What are the treatment options in prostate cancer?
Treatment of prostate cancer varies according to the stage of the disease.
In localized (limited to prostate) prostate cancer, radical prostatectomy surgery, radiotherapy or radiotherapy + androgen deprivation therapy for a limited time is decided by talking to the patient according to the risk groups.
Due to the slow course of cancer, “delaying treatment” called “active surveillance” is another alternative. For this aproach, patient selection and compliance with follow-up is extremely important.
Focal therapies in localized cancer can also be applied, although the level of recommendation is low.
In locally advanced (overflowing from the prostate but not spreading to other organs) prostate cancer, radical prostatectomy surgery or radiotherapy + 2-3 years of LHRH analogue treatment is preferred.
Orchiectomy (removal of both testicles) or LHRH analogue combination is used in metastatic disease.
In metastatic disease, it has now been shown that orchiectomy or LHRH analogues with chemotherapy prolongs the life expectancy by an average of 13 months. Local treatment with radiotherapy or surgery in low-volume metastases and radiotherapy for metastases have also been among the applications of treatments in recent years.
Why are the testicles of the patient removed in metastatic cancer?
Prostate cancer is a “testosterone” dependent cancer. Testicles, the main source of testosterone in the body, are removed to slow cancer. With this treatment, the cancer becomes silent for approximately 24-36 months. However, cancer cells find molecules other than testosterone to reproduce at the end of this period and the disease is defined as “castration resistant” after this stage.
As with orchiectomy, very low testosterone levels can be achieved with LHRH analog/antagonist drugs without removing the testicles. These drugs inhibit the production of testosterone from testicular tissue.
Does chemotherapy have an effect in the treatment of metastatic prostate cancer?
Chemotherapy in prostate cancer is the first choice in castration-resistant metastatic disease.
In 2015, CHARTED and STAMPEDE studies showed that there was an approximately 13-month prolongation in life expectancy with chemotherapy in the presence of a newly diagnosed hormone-sensitive but high-volume matastatic disease (visceral organ metastasis, 4 bone metastasis or extra-vertebral bone metastasis). Thereupon, the treatment algorithm in prostate cancer has changed and subsequent studies have shown that some androgen receptor blocker drugs (abiraterone, enzalutamis ..) increase the life span just like the chemotherapy (Docetaxel). Today, chemotherapy / immunotherapy is used in combination with “androgen deprivation therapy-ADT” (LHRH analogue / antagonist) in metastatic prostate cancer, regardless of low or high volume.
Does radiotherapy have an effect in the treatment of metastatic prostate cancer?
The results of the STAMPEDE study, published in 2018, showed that in patients with low-volume metastases (<4 bone metastases and no extravertebral metastases, no organ metastasis), radiotherapy to the prostate prolongs the life span. In these patients, radiotherapy for prostate and/or metastasis can be applied.
Does surgery have an effect in the treatment of metastatic prostate cancer?
There are studies showing the effectiveness of local treatments (Radical prostatectomy or radiotherapy) in metastatic prostate cancer.

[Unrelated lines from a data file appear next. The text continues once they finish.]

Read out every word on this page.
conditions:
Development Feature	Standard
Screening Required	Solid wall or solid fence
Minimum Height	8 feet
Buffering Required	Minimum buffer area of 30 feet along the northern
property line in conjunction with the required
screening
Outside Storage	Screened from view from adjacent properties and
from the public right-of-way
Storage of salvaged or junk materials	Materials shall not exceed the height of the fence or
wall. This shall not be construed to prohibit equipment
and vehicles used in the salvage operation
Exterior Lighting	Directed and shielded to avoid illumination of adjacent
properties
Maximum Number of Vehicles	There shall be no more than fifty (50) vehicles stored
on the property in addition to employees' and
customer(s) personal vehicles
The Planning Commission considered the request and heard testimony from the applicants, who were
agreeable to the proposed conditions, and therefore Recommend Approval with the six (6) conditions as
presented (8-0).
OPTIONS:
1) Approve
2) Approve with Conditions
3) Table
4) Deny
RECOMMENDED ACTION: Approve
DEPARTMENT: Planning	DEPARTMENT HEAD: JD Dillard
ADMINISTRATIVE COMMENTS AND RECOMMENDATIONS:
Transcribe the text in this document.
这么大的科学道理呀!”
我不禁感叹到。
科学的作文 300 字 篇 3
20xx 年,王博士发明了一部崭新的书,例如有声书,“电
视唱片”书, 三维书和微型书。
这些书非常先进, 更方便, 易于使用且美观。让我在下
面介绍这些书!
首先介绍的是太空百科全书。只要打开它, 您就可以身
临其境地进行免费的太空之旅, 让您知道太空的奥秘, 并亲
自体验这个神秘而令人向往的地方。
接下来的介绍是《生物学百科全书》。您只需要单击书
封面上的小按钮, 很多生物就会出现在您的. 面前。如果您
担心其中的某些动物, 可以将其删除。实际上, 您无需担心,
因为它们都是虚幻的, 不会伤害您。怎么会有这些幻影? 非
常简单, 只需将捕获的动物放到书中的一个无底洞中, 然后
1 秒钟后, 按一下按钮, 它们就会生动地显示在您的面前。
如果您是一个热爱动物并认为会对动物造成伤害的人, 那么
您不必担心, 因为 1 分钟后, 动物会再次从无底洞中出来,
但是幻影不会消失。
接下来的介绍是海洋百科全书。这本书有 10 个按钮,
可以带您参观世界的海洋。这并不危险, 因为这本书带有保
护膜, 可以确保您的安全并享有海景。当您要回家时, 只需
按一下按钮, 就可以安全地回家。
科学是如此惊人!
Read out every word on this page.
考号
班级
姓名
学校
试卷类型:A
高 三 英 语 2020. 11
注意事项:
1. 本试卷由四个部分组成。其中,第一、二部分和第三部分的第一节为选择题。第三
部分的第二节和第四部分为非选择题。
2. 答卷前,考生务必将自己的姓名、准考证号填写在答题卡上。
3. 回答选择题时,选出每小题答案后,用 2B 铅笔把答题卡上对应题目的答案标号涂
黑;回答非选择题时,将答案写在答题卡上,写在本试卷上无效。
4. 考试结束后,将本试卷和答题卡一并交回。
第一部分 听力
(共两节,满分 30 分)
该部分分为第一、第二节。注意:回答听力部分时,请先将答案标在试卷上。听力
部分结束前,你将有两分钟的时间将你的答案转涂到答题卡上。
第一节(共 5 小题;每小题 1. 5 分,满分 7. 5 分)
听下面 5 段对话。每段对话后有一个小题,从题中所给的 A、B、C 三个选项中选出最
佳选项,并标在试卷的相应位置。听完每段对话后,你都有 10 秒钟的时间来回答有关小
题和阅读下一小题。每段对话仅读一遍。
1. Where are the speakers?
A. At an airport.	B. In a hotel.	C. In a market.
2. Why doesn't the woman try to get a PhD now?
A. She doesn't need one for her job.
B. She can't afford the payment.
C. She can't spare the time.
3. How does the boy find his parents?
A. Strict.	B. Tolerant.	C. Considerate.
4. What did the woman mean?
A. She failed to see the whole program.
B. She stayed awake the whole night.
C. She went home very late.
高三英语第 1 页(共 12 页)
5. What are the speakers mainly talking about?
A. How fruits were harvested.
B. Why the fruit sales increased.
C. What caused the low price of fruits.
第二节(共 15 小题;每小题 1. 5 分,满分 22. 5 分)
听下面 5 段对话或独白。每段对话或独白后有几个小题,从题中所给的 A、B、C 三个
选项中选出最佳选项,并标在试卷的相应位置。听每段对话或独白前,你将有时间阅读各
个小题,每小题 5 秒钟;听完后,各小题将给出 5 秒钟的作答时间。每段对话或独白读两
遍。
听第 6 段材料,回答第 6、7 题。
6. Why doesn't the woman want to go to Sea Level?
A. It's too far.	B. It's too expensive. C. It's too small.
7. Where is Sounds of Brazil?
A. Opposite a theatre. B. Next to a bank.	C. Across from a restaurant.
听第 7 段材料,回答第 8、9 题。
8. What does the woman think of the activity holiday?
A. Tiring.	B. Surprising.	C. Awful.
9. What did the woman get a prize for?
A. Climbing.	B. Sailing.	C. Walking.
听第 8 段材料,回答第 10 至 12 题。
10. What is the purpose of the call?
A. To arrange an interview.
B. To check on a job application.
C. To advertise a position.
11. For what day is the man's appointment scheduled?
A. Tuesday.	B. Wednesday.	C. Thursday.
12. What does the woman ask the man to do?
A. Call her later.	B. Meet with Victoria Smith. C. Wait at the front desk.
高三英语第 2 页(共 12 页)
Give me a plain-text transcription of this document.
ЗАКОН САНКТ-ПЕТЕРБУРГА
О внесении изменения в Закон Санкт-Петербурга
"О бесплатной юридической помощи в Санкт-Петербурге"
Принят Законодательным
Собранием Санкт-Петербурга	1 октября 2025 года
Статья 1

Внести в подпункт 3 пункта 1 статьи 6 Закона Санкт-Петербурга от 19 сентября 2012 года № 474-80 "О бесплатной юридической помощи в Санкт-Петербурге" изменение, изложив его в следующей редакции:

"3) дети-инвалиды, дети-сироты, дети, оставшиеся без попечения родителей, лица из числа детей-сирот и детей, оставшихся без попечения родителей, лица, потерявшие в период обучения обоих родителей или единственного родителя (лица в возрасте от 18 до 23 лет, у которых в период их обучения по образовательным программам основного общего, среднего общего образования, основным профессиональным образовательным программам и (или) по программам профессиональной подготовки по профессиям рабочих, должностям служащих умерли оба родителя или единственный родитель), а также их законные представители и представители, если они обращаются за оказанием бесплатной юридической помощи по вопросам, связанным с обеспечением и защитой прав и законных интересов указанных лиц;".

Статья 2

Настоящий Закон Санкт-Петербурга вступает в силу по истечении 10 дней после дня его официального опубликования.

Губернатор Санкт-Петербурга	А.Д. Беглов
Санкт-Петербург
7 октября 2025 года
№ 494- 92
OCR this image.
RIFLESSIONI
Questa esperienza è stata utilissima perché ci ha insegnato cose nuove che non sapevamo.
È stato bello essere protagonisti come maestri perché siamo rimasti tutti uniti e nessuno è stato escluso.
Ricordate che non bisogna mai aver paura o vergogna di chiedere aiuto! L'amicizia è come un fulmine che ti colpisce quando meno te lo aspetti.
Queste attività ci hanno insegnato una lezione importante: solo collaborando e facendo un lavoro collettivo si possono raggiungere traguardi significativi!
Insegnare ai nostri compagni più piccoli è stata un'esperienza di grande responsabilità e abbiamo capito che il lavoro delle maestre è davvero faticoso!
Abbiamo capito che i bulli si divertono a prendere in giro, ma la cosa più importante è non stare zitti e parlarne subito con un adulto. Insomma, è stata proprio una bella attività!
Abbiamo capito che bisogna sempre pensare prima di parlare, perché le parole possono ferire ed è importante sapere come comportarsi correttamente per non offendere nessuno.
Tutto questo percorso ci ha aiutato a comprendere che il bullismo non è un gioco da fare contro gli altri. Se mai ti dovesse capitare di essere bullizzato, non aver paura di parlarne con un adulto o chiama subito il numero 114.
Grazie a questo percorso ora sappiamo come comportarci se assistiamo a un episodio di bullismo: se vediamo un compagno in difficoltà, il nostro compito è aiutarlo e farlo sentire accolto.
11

Patients’ reservations about treatments
Incontinence
After radical prostatectomy, urinary incontinence is one of the most anxious issues for patients. The early urinary incontinence after surgery decreases over time with the strengthening of the auxiliary muscles. In the first year after surgery, the rate of complete dryness of patients is reported between 80% and 97% in different clinics. The age of the patient, the presence of urinary retention problems before the operation, the protection of the bladder neck during the procedure and the experience of the surgeon are important factors affecting postoperative urinary incontinence.
Erectile dysfunction
Another situation that can be seen after radical prostatectomy and causes anxiety in patients is the problem of erection. Erection problems at different levels can be seen in 70-75% of patients after surgery. Of course, the surgical technique (nerve-sparing approach) and the preoperative erection capacity of the patient significantly affect the postoperative erectile dysfunction rate.
Also after radiotherapy, nearly half of the patients can have erection problems.
After LHRH agonists or orchiectomy surgeries, the testosterone level decreases too much, resulting in erection problems and reducing libido.